Speed, reliability and consistency are what Potter thinks makes RoboBar the perfect employee.
"If you look at just the pouring of drinks," he said, "there's about a 20 percent loss of inventory due to mispours, over-pours, free drinks and that kind of stuff."
RoboBar, he says, can save bar and restaurant owners significant amounts of money on inventory, but also because this employee doesn't require benefits, breaks and has no friends to give drinks away to.
It's a point that's not lost on Tim Gleason, general manager of New York's trendy China Club nightclub.
"Sure you could save money on theft, and inventory and stuff like that," said Gleason. "But even so, it wouldn't be something we'd be interested in because in the service industry -- especially now -- customers have very high expectations and I just don't think they'd feel good about getting their drinks this way."
Gleason, who's been in the bar and restaurant industry for the past 30 years, says there's a place for RoboBar, but it's not in high-end establishments like his.
Taylor Rau, editor of Nightclub and Bar magazine, thinks RoboBar is the natural progression of the bar and restaurant industry using technology to bring in business and keep it.
"Portion control, touch screen POS [point of sale]," he said, "all of these things are evolving very, very rapidly and owners are always asking, 'How can we use technology to get people into the club and out of the home?' "
Rau says despite being able to envision bars and clubs across the country where RoboBar is a welcomed and novel addition to the staff, people will still always want a human to interact with.
"You want to flirt with the beautiful bartender or you want to say, 'Please make this drink a little heavy' or, 'Make it a little light' or, 'Gimme two cubes,'" he explained. "There are too many twists to quality service."
Bookman agrees that places like airports and maybe some theme restaurants could benefit from RoboBar, but in a club or bar -- at least in New York City -- he says it just won't work.
"In a club where you're paying $9, $12 for a drink I can't imagine anyone feeling comfortable getting a drink from a machine," he said.

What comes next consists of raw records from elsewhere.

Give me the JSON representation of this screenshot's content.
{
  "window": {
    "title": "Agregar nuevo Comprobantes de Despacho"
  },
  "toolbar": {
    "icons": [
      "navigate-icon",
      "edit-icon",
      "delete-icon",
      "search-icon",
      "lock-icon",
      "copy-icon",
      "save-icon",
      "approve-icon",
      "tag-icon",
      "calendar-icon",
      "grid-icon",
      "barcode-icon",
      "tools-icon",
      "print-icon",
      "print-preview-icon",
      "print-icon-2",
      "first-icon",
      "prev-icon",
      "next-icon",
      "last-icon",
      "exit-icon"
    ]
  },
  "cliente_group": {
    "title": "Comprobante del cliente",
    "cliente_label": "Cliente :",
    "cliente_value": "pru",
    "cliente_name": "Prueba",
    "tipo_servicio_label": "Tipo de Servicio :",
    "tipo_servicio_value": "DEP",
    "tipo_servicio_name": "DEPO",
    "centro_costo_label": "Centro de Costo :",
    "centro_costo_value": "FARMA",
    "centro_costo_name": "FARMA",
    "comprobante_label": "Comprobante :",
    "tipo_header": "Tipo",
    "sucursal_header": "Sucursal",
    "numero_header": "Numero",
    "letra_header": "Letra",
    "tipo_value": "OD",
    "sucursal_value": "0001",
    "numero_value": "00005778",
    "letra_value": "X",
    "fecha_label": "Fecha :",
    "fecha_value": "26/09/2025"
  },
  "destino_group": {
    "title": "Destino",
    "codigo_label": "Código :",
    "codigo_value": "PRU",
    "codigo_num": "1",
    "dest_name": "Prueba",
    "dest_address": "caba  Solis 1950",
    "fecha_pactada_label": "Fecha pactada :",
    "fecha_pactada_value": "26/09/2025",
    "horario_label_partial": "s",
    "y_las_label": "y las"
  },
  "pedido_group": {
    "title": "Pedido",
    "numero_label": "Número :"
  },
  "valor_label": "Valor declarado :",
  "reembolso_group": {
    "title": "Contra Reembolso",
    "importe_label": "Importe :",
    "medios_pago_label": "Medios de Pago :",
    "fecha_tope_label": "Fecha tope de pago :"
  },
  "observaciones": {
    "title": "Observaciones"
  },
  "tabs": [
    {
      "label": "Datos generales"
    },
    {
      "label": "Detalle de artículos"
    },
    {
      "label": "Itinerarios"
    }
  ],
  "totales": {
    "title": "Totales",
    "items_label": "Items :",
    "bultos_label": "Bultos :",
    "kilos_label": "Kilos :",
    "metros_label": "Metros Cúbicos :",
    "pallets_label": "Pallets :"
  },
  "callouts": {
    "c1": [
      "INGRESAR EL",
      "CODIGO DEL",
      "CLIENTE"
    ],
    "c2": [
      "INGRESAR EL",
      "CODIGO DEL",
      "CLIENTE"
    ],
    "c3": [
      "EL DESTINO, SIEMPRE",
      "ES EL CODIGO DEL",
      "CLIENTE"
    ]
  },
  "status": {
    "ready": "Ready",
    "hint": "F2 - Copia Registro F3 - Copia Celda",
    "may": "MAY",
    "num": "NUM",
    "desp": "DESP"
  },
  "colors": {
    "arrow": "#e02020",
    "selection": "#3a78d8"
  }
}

For now, you won't be able to find RoboBar serving up drinks at your favorite watering hole; only two units have been sold and both are primarily being used at trade shows and to entertain guests of their corporate owners.
At $150,000 for the "entertainment" model and $200,000 for the "service" model, they likely won't be flying off shelves this holiday season.
But, Potter says, they will be featured prominently in an upcoming chain of theme restaurants due to open next October -- though he couldn't reveal the franchise's name.
In general, Potter sees RoboBar as the next step in the evolution of robots as they become everyday helpers like the robotic vacuum cleaner Roomba.
I think robots in general are coming off of the factory floors and into our everyday lives," he said. "There's more and more computer intelligence being put into devices like robots that are making them more useful."